The Tenant Fees Act bans most letting fees and caps tenancy deposits paid by tenants in the private rented sector.
A landlord cannot require a tenant (or anyone acting on their behalf or guaranteeing their rent) to make certain payments in connection with a tenancy in England.
Landlords cannot require a tenant to enter a contract with a third party for the provision of a service or for insurance or to make a loan in connection with a tenancy.
The only payments in connection with a tenancy that a tenant can be asked to make are:
- the rent
- a refundable tenancy deposit capped at no more than five weeks’ rent where the total annual rent is less than £50,000 or six weeks’ rent where the total annual rent is £50,000 or above
- a refundable holding deposit (to reserve a property) capped at no more than one week’s rent
- payments to change the tenancy when requested by the tenant, capped at £50, or reasonable costs incurred if higher
- payments associated with early termination of the tenancy, when requested by the tenant
- payments for utilities, communication services, TV licence and council tax
- a default fee for late payment of rent or replacement of a lost key/security device giving access to the housing, where required under a tenancy agreement
If the payment a landlord or agent is charging is not on this list it is not lawful, and a landlord or agent should not ask the tenant to pay it.

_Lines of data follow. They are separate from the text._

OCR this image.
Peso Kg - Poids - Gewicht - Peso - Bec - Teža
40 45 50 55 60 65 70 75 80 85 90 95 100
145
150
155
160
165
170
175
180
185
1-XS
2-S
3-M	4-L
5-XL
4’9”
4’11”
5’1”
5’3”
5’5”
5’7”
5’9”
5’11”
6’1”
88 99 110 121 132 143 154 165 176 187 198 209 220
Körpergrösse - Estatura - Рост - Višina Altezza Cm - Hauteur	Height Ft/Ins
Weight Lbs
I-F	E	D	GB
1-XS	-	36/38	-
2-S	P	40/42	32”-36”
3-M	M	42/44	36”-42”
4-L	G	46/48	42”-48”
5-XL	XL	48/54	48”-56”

If a landlord or agent has charged a prohibited payment the tenant should follow the steps on page 10 of the government guide guidance for tenants.
A landlord cannot evict a tenant using the section 21 eviction procedure until the landlord has repaid any unlawfully charged fees or returned an unlawfully retained holding deposit.
All other rules around the application of the section 21 evictions procedure will continue to apply.
Please note: this guidance applies to England only.